I'm a native of this city, but I found my knowledge was limited.

Please forgive the self-quote: "I knew the story of the Sit-ins. I knew the pride this city takes in this piece of local history. But I did not know how the philosophy of passive resistance had come to the store at the corner of South Elm and Sycamore. I looked at myself, and at my own 17-year-old son, and I wondered, where does a college kid find the strength to risk his life for justice?"
posted by Buckley at 4:45 PM on February 1, 2010


I love that Woolworths is long gone from our shores, but the fight for equality retains it's strides form those days.

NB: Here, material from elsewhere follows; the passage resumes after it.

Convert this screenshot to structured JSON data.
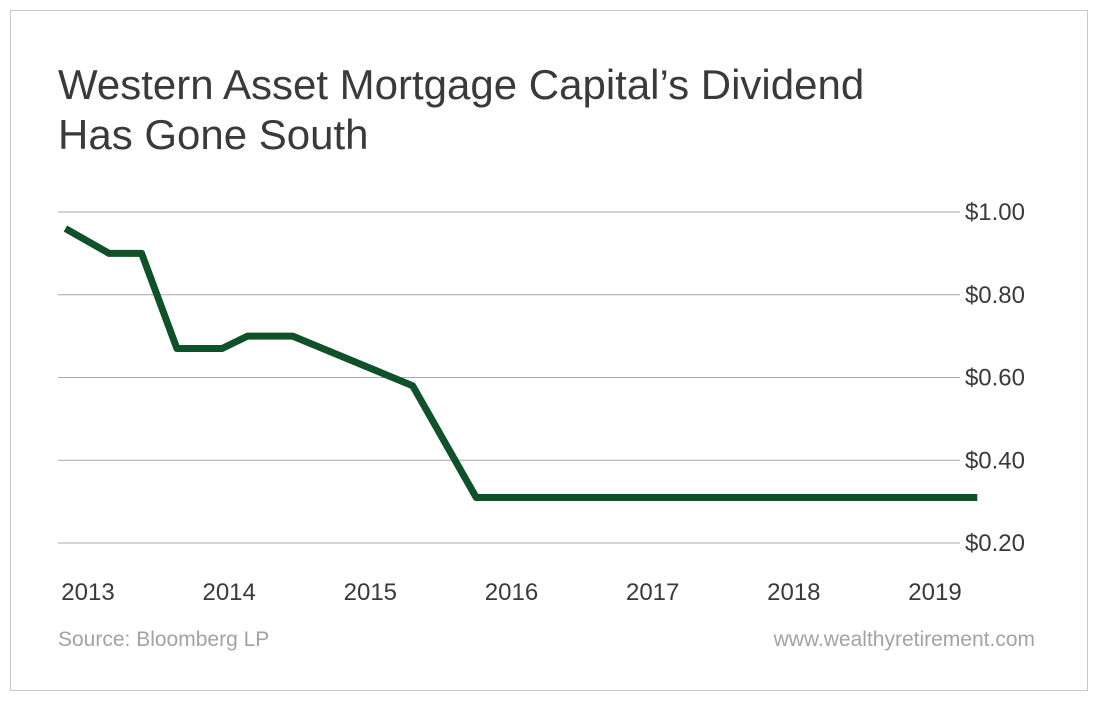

Now we need to wait for the bigoted and ignorant people from 'those days' to die, and perhaps true equality can commence...
posted by Jinx of the 2nd Law at 7:57 PM on February 1, 2010


Now we need to wait for the bigoted and ignorant people from 'those days' to die, and perhaps true equality can commence...

It isn't that easy. See Lou Dobbs. See the minutemen (read that as "mi-noot," of minor importance; insignificant; trifling).